I think it’d be kind of amusing to show up to my PCP appointment on Dec 18 wearing a (self-prescribed) CGM monitor. At least then I could show hard data other than the two crappy data points of height and weight taken by their MA.
 

Toshi

Harbinger of Doom
Oct 23, 2001
31,825
3,909
This is a fantastic video re risk of high LDL-P if otherwise metabolically healthy

 

Toshi

Harbinger of Doom
Oct 23, 2001
31,825
3,909
Just called Dexcom to start the ball rolling on acquiring a G6 CGM. Turns out it’s a two step process: established an account with them on this phone call, answered some non-relevant questions (“what kind of diabetes do you have?” “None” “Can we get your insurance information?” “Not needed, as I’ll self pay as they won’t reimburse since I don’t have diabetes”), and provided them with my doctor’s info (me). Someone else with more domain-specific knowledge as opposed to the front line call lady will call back or email within 24 hours and continue this process.

Also ordered different lancets from a medical supply company. The tiny lancet used with the wife’s 0.6 microliter per test glucometer was entirely insufficient for the 40 microliters of blood that the Cholestech LDX needs. These new ones are much more serious business, 28 to 21 gauge, 1.8 to 2.0 mm depth. That’ll bleed, alright.
 

Toshi

Harbinger of Doom
Oct 23, 2001
31,825
3,909
They probably don't have anything on their bodies to ketoninate.

:p
That's totally not a word! (The process is of lipolysis, ketosis, then ultimately oxidation of ketones.)

Anyway, here's one of the activists from said group:



He's got a couple weeks' worth of fasting stores there.
 

Toshi

Harbinger of Doom
Oct 23, 2001
31,825
3,909
I picked up machine #2 from the post office today (machine #1 having been DOA). This one works!



Results from draw #2 (#1 having been the one just before I figured out that machine #1 was broken):

Context: Fasted 17 hours. Ate probably 150 grams carbs the day before, but also much of a lovely wagyu hybrid ribeye at dinner, so not a keto day for sure but not SAD, either.

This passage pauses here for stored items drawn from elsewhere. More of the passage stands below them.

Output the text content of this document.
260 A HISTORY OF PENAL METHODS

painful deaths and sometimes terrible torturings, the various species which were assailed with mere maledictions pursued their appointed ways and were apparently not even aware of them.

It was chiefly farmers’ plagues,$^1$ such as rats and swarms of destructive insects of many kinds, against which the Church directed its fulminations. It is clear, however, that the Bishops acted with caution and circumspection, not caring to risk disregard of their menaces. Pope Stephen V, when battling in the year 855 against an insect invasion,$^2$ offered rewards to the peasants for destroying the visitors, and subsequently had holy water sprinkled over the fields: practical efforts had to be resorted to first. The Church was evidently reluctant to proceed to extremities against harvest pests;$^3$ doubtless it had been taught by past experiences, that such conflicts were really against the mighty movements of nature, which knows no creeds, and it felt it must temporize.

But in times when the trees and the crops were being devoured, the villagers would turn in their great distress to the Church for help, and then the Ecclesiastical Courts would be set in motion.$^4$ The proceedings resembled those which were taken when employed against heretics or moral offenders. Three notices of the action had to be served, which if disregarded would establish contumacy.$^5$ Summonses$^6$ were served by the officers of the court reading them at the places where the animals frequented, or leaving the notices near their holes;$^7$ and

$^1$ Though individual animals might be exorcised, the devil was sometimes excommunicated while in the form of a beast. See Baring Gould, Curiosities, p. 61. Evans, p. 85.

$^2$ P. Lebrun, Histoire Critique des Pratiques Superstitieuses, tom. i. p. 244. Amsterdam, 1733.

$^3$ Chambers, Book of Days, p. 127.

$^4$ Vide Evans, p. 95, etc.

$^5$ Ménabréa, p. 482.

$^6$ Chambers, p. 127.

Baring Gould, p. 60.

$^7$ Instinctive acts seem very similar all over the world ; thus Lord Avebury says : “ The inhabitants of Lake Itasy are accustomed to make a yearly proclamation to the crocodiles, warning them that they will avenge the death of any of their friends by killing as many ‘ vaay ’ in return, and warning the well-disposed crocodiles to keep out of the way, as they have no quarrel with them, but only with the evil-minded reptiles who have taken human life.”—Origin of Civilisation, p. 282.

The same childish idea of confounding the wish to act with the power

Total cholesterol 263 mg/dL

HDL-C 25 <— I am guessing this is artifactually low as I’ve never been below 45 before

Triglycerides 53 (!!)

Calculated, corrected* LDL-C of 168
Relevant to others who may follow down my path, or who even get standard labs while on a similar diet:

Note the asterisk and “corrected” for that LDL-C. What the machine spit out was 227, but that’s because its assay (like most even used in real labs) doesn’t measure LDL-C directly. Instead it calculates it via the Friedewald Equation, which is:

LDL-C = [total cholesterol] - [HDL-C] - [non-HDL cholesterol] / N

Where N = 5. (This last term yields VLDL, for the curious.)
The problem with this equation is that the relationship between non-HDL cholesterol and VLDL falls apart in the setting of very low triglyceride values. How to correct it comes via a lovely JAMA paper that published a table of N (from the equation) values for different pairs of triglycerides and total cholesterol.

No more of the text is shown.